A sentirli parlare sembrano dei manager di una multinazionale, di quelli che - con la forza di un touch al computer - spostano quattrini e merci da un continente all’altro. A leggere quelle chat (ce ne sono cento milioni), sembra di seguire la giornata di un capitano di azienda su scala planetaria. Hanno nomi strani, ovviamente in codice: “Pentagon” o “Plutone” e chissà quali altri alias. Parlano spagnolo, inglese, ovviamente napoletano e si confidano ansie e ambizioni, progetti e delusioni.
Eccoli Raffaele Imperiale e Bruno Carbone, il primo detenuto da un anno; il secondo in fuga da una vita.
Difeso dai penalisti Massimo Caiano e Maurizio Frizzi, sabato mattina Imperiale si è avvalso della facoltà di non rispondere. È accusato di aver organizzato un traffico di cocaina dal porto colombiano di Turbo a Gioia Tauro, con scalo europeo in Olanda. Un traffico condotto assieme al presunto socio calabrese Bartolo Bruzzaniti e al socio di sempre Bruno Carbone: quest’ultimo viene definito “amico”, “brother”, “amigo”, “compare”, a seconda del contesto in cui avviene la conversazione. Sono tre i problemi da risolvere: corrompere i funzionari della dogana; trovare gli addetti al posizionamento dei panetti di cocaina, garantire uno scalo europeo a prova di controlli. Dice Bruzzaniti: «Bisogna creare un container gemello con le banane vere... Ho smosso mezza Colombia per ottenere questo risultato». Chiede Imperiale: «E cosa accade se alcuni impiegati (onesti) si mettono a controllare il container?». La risposta è netta: «Bisogna garantire una pensione dorata al funzionario delle Dogane...». Ma preliminari a parte, Imperiale e Carbone focalizzano la loro attenzione sul progetto: «Se Dio Vuole coroniamo questa di Turbo, se va bene Turbo prendono 12,13 milioni bro’».

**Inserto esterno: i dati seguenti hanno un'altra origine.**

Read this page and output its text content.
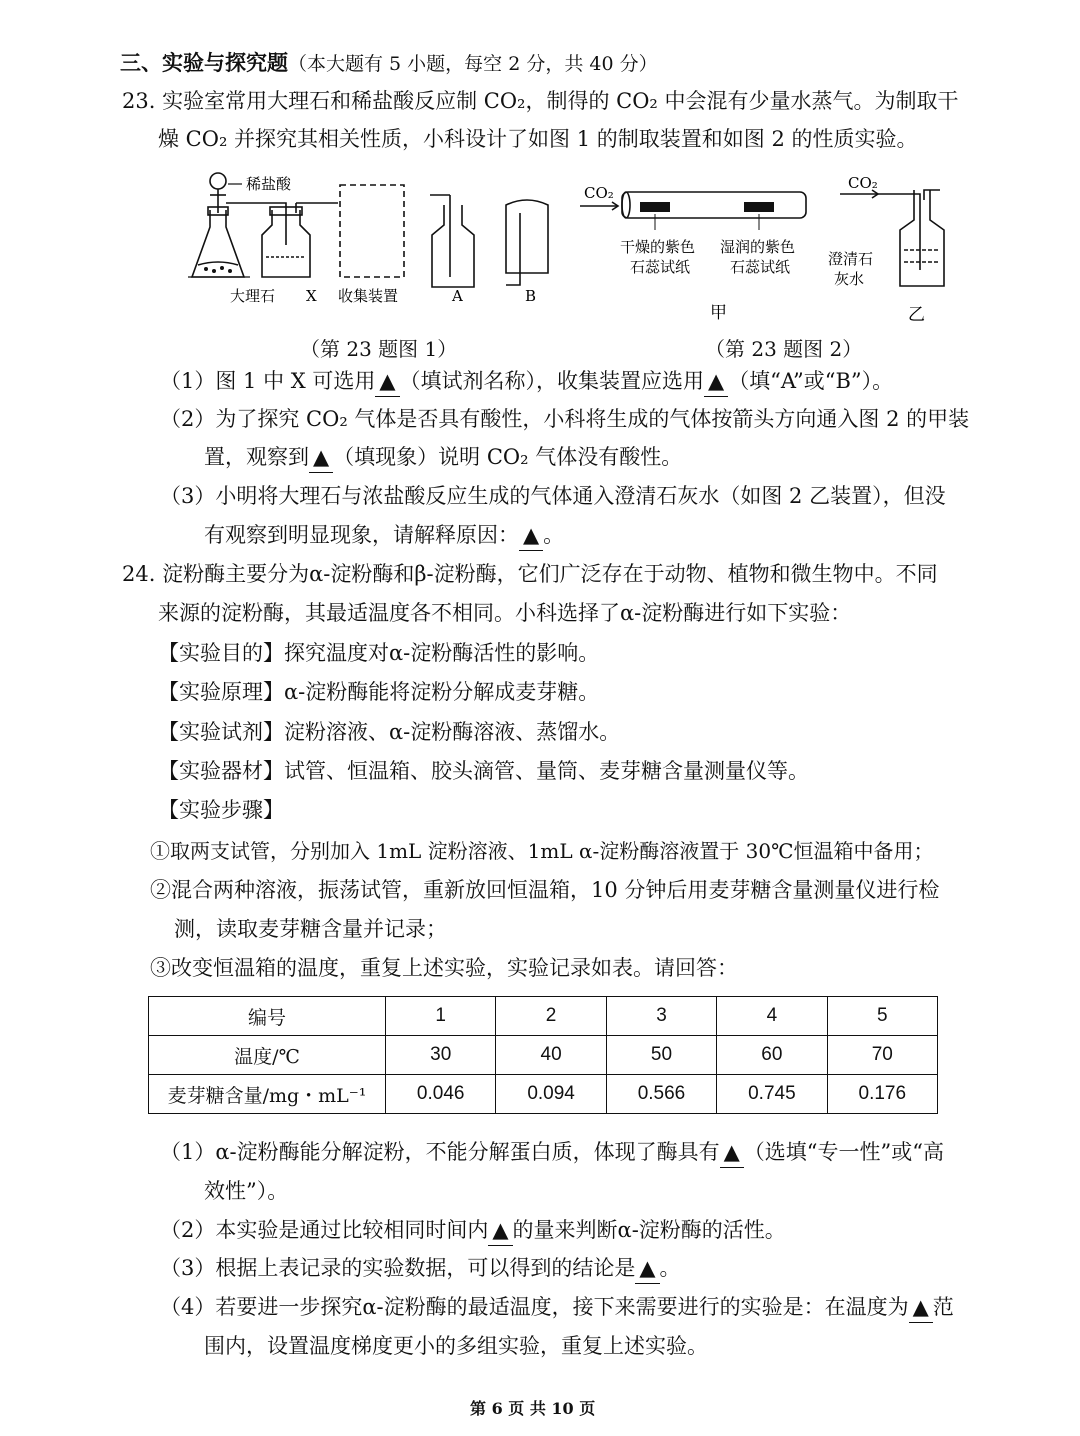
三、实验与探究题（本大题有 5 小题，每空 2 分，共 40 分）
23. 实验室常用大理石和稀盐酸反应制 CO₂，制得的 CO₂ 中会混有少量水蒸气。为制取干
燥 CO₂ 并探究其相关性质，小科设计了如图 1 的制取装置和如图 2 的性质实验。
稀盐酸
大理石 X 收集装置	A	B
（第 23 题图 1）
CO₂
CO₂
干燥的紫色
石蕊试纸
湿润的紫色
石蕊试纸	澄清石
灰水
甲	乙
（第 23 题图 2）
（1）图 1 中 X 可选用 ▲ （填试剂名称），收集装置应选用 ▲ （填“A”或“B”）。
（2）为了探究 CO₂ 气体是否具有酸性，小科将生成的气体按箭头方向通入图 2 的甲装
置，观察到 ▲ （填现象）说明 CO₂ 气体没有酸性。
（3）小明将大理石与浓盐酸反应生成的气体通入澄清石灰水（如图 2 乙装置），但没
有观察到明显现象，请解释原因： ▲ 。
24. 淀粉酶主要分为α-淀粉酶和β-淀粉酶，它们广泛存在于动物、植物和微生物中。不同
来源的淀粉酶，其最适温度各不相同。小科选择了α-淀粉酶进行如下实验：
【实验目的】探究温度对α-淀粉酶活性的影响。
【实验原理】α-淀粉酶能将淀粉分解成麦芽糖。
【实验试剂】淀粉溶液、α-淀粉酶溶液、蒸馏水。
【实验器材】试管、恒温箱、胶头滴管、量筒、麦芽糖含量测量仪等。
【实验步骤】
①取两支试管，分别加入 1mL 淀粉溶液、1mL α-淀粉酶溶液置于 30℃恒温箱中备用；
②混合两种溶液，振荡试管，重新放回恒温箱，10 分钟后用麦芽糖含量测量仪进行检
测，读取麦芽糖含量并记录；
③改变恒温箱的温度，重复上述实验，实验记录如表。请回答：
编号	1	2	3	4	5
温度/℃	30	40	50	60	70
麦芽糖含量/mg・mL⁻¹	0.046	0.094	0.566	0.745	0.176
（1）α-淀粉酶能分解淀粉，不能分解蛋白质，体现了酶具有 ▲ （选填“专一性”或“高
效性”）。
（2）本实验是通过比较相同时间内 ▲ 的量来判断α-淀粉酶的活性。
（3）根据上表记录的实验数据，可以得到的结论是 ▲ 。
（4）若要进一步探究α-淀粉酶的最适温度，接下来需要进行的实验是：在温度为 ▲ 范
围内，设置温度梯度更小的多组实验，重复上述实验。
第 6 页 共 10 页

È il 22 febbraio del 2021, quando Imperiale prova a tranquillizzare il suo interlocutore, tracciando anche un bilancio della sua (presunta) carriera di narcos: «Ma cerchiamo di essere forti, che siamo solo all’inizio, dobbiamo fare 30 t (tonnellate?) quest’anno, importante che facciamo prima e 30 t, e poi prima di ogni altro stress possiamo anche parlare di andare in pensione che abbiamo fatto tanto per arrivare dove siamo arrivati. Non possiamo arrenderci adesso». Ormai è tutto pronto, siamo alla scena finale. Dice Imperiale da Dubai: «Sono 1920 panetti di cocaina»; e Carbone: «Ci vuole una tripletta di questa...», strappando un «magari» da parte del suo socio di sempre. Poi, sempre chattando con il suo socio, Imperiale si lascia andare a un commento sulla politica italiana in materia di mafia e di latitanti, dopo aver appreso che il suo nome è in cima alla lista dei wanted a Napoli: «Ormai non ce n’è rimasto più nessuno (di boss latitanti); in Sicilia non c’è più nessuno, la verità è che non c’è più delinquenza e mettono due nomi a caso (tra cui anche il suo) nella lista dei ricercati, ma lo fanno solo per mangiarsi i soldi delle tasse...». Parola del boss che custodiva due tele di Van Gogh rubate ad Amsterdam e che li ha offerti allo Stato (col permesso del boss Amato), per evitare condanne alte.